Le débat à l’Assemblée nationale, très attendu après le succès de la pétition « Non à la loi Duplomb » ayant réuni 2,1 millions de signataires, a eu lieu ce 11 février. Que Choisir l’a suivi. Hélas, il s’est résumé à un dialogue de sourds, dans lequel chaque groupe a campé sur ses positions. Pendant ce temps, le gouvernement maintient sa ligne d’un détricotage du droit de l’environnement.

L’essentiel

  • Fracture politique et citoyenne Malgré une pétition record de 2,1 millions de signatures, le débat à l’Assemblée a confirmé l’impasse entre défenseurs de l’environnement et partisans d’un assouplissement des normes agricoles.
  • Détricotage du droit de l’environnement La loi réduit les contrôles environnementaux et une nouvelle proposition de loi controversée relance déjà la mobilisation.

La loi Duplomb n’en finit pas de faire parler d’elle. Ce texte, du nom de son auteur, le sénateur (LR) Laurent Duplomb, également agriculteur et syndicaliste membre de la Fédération nationale des syndicats d’exploitants agricoles (FNSEA), est contesté depuis sa création. Et il continue de l’être après avoir été voté.

Il a fait l’objet d’un débat ce mercredi 11 février, comme le prévoit le règlement de l’Assemblée nationale lorsqu’une pétition dépasse les 500 000 signataires, sachant qu’il n’en ressortirait pas grand-chose. En effet, les dispositions promulguées à l’été ne pouvant être remises en cause juridiquement, cette discussion portait surtout des enjeux symboliques.

Malgré les attentes des opposants à la loi, qui manifestaient au même moment devant le palais Bourbon en rappelant l’impact des pesticides sur la santé, les échanges entre députés ont été décevants.
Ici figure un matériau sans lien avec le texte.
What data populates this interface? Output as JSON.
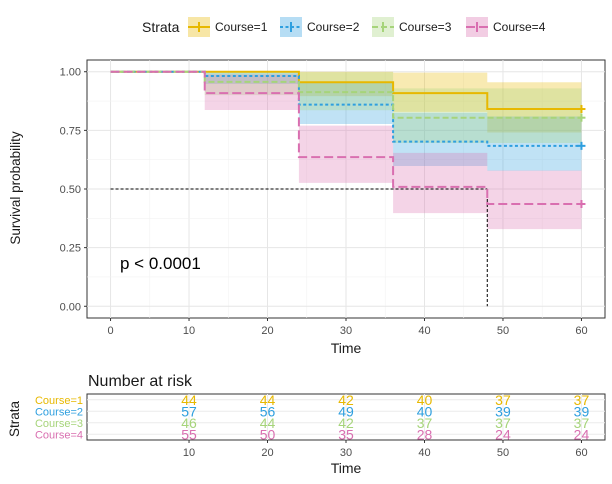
{
  "chart_data": [
    {
      "type": "line",
      "subtype": "kaplan-meier",
      "title": "",
      "xlabel": "Time",
      "ylabel": "Survival probability",
      "xlim": [
        -3,
        63
      ],
      "ylim": [
        -0.05,
        1.05
      ],
      "x_ticks": [
        0,
        10,
        20,
        30,
        40,
        50,
        60
      ],
      "y_ticks": [
        0.0,
        0.25,
        0.5,
        0.75,
        1.0
      ],
      "y_tick_labels": [
        "0.00",
        "0.25",
        "0.50",
        "0.75",
        "1.00"
      ],
      "grid": true,
      "legend": {
        "title": "Strata",
        "position": "top"
      },
      "annotation": "p < 0.0001",
      "median_line": {
        "y": 0.5,
        "x": 48
      },
      "series": [
        {
          "name": "Course=1",
          "color": "#E7B800",
          "dash": "solid",
          "x": [
            0,
            24,
            36,
            48,
            60
          ],
          "y": [
            1.0,
            0.955,
            0.909,
            0.841,
            0.841
          ],
          "lower": [
            1.0,
            0.896,
            0.829,
            0.741,
            0.741
          ],
          "upper": [
            1.0,
            1.0,
            0.996,
            0.955,
            0.955
          ]
        },
        {
          "name": "Course=2",
          "color": "#2E9FDF",
          "dash": "dotted",
          "x": [
            0,
            12,
            24,
            36,
            48,
            60
          ],
          "y": [
            1.0,
            0.982,
            0.86,
            0.702,
            0.684,
            0.684
          ],
          "lower": [
            1.0,
            0.948,
            0.777,
            0.598,
            0.578,
            0.578
          ],
          "upper": [
            1.0,
            1.0,
            0.952,
            0.825,
            0.809,
            0.809
          ]
        },
        {
          "name": "Course=3",
          "color": "#A6D47A",
          "dash": "dashed",
          "x": [
            0,
            12,
            24,
            36,
            60
          ],
          "y": [
            1.0,
            0.957,
            0.913,
            0.804,
            0.804
          ],
          "lower": [
            1.0,
            0.9,
            0.836,
            0.696,
            0.696
          ],
          "upper": [
            1.0,
            1.0,
            0.998,
            0.929,
            0.929
          ]
        },
        {
          "name": "Course=4",
          "color": "#D96FB0",
          "dash": "longdash",
          "x": [
            0,
            12,
            24,
            36,
            48,
            60
          ],
          "y": [
            1.0,
            0.909,
            0.636,
            0.509,
            0.436,
            0.436
          ],
          "lower": [
            1.0,
            0.837,
            0.526,
            0.397,
            0.329,
            0.329
          ],
          "upper": [
            1.0,
            0.988,
            0.77,
            0.654,
            0.579,
            0.579
          ]
        }
      ],
      "censor_marks": [
        {
          "series": "Course=1",
          "x": 60,
          "y": 0.841
        },
        {
          "series": "Course=2",
          "x": 60,
          "y": 0.684
        },
        {
          "series": "Course=3",
          "x": 60,
          "y": 0.804
        },
        {
          "series": "Course=4",
          "x": 60,
          "y": 0.436
        }
      ]
    },
    {
      "type": "table",
      "title": "Number at risk",
      "xlabel": "Time",
      "ylabel": "Strata",
      "x_ticks": [
        10,
        20,
        30,
        40,
        50,
        60
      ],
      "time_points": [
        10,
        20,
        30,
        40,
        50,
        60
      ],
      "rows": [
        {
          "name": "Course=1",
          "color": "#E7B800",
          "values": [
            44,
            44,
            42,
            40,
            37,
            37
          ]
        },
        {
          "name": "Course=2",
          "color": "#2E9FDF",
          "values": [
            57,
            56,
            49,
            40,
            39,
            39
          ]
        },
        {
          "name": "Course=3",
          "color": "#A6D47A",
          "values": [
            46,
            44,
            42,
            37,
            37,
            37
          ]
        },
        {
          "name": "Course=4",
          "color": "#D96FB0",
          "values": [
            55,
            50,
            35,
            28,
            24,
            24
          ]
        }
      ]
    }
  ]
}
Chacun a campé sur ses positions et multiplié les invectives, les uns rappelant les manques démocratiques lors du vote du texte, les atteintes à l’environnement et la mobilisation des citoyens, les autres mentionnant les difficultés des agriculteurs et les distorsions de concurrence avec les autres pays européens.
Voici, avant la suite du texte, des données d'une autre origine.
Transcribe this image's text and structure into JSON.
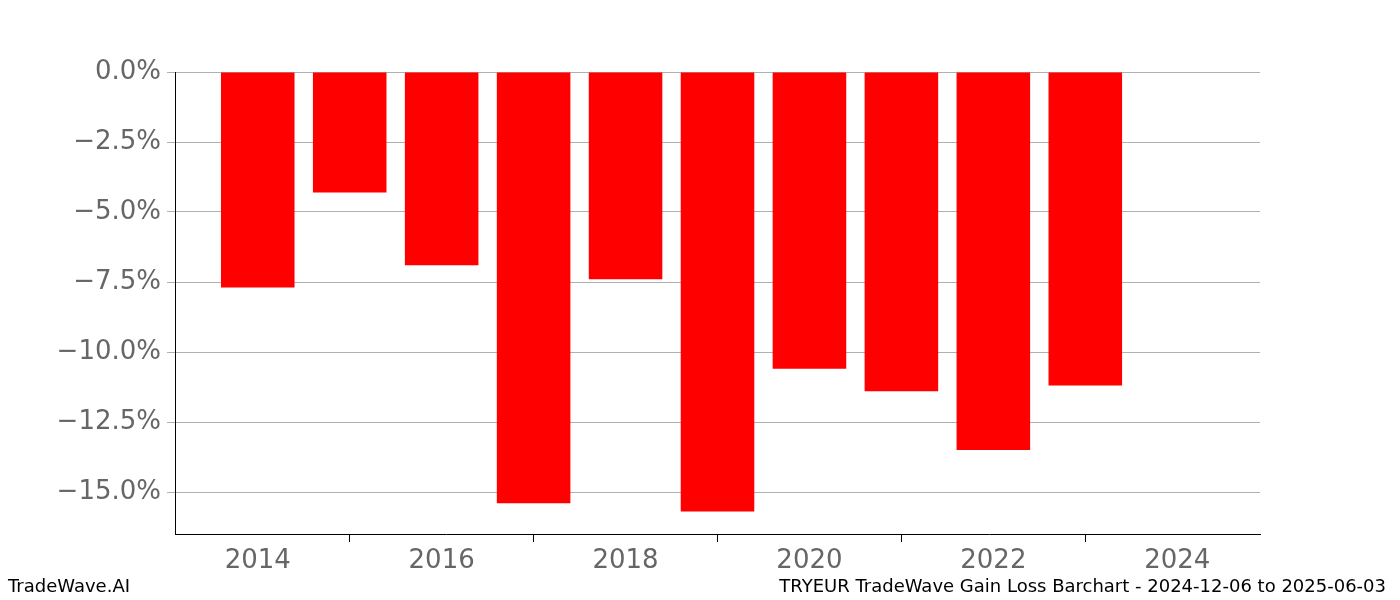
{
  "chart_data": {
    "type": "bar",
    "title": "TRYEUR TradeWave Gain Loss Barchart - 2024-12-06 to 2025-06-03",
    "annotations": [
      "TradeWave.AI"
    ],
    "x": [
      2014,
      2015,
      2016,
      2017,
      2018,
      2019,
      2020,
      2021,
      2022,
      2023
    ],
    "values": [
      -7.7,
      -4.3,
      -6.9,
      -15.4,
      -7.4,
      -15.7,
      -10.6,
      -11.4,
      -13.5,
      -11.2
    ],
    "color": "#ff0000",
    "xlim": [
      2013.1,
      2024.9
    ],
    "xticks": [
      2014,
      2016,
      2018,
      2020,
      2022,
      2024
    ],
    "ylim": [
      -16.5,
      0
    ],
    "yticks": [
      {
        "value": 0,
        "label": "0.0%"
      },
      {
        "value": -2.5,
        "label": "−2.5%"
      },
      {
        "value": -5,
        "label": "−5.0%"
      },
      {
        "value": -7.5,
        "label": "−7.5%"
      },
      {
        "value": -10,
        "label": "−10.0%"
      },
      {
        "value": -12.5,
        "label": "−12.5%"
      },
      {
        "value": -15,
        "label": "−15.0%"
      }
    ],
    "grid": true
  }
}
Loin d’apaiser les tensions, cette séance a surtout mis en lumière les fractures profondes qui traversent aujourd’hui le monde agricole et, plus largement, la société française. Des positions qui semblent irréconciliables, alors que la crise climatique s’aggrave, entraînant des conflits autour de la dépollution et du partage de l’eau.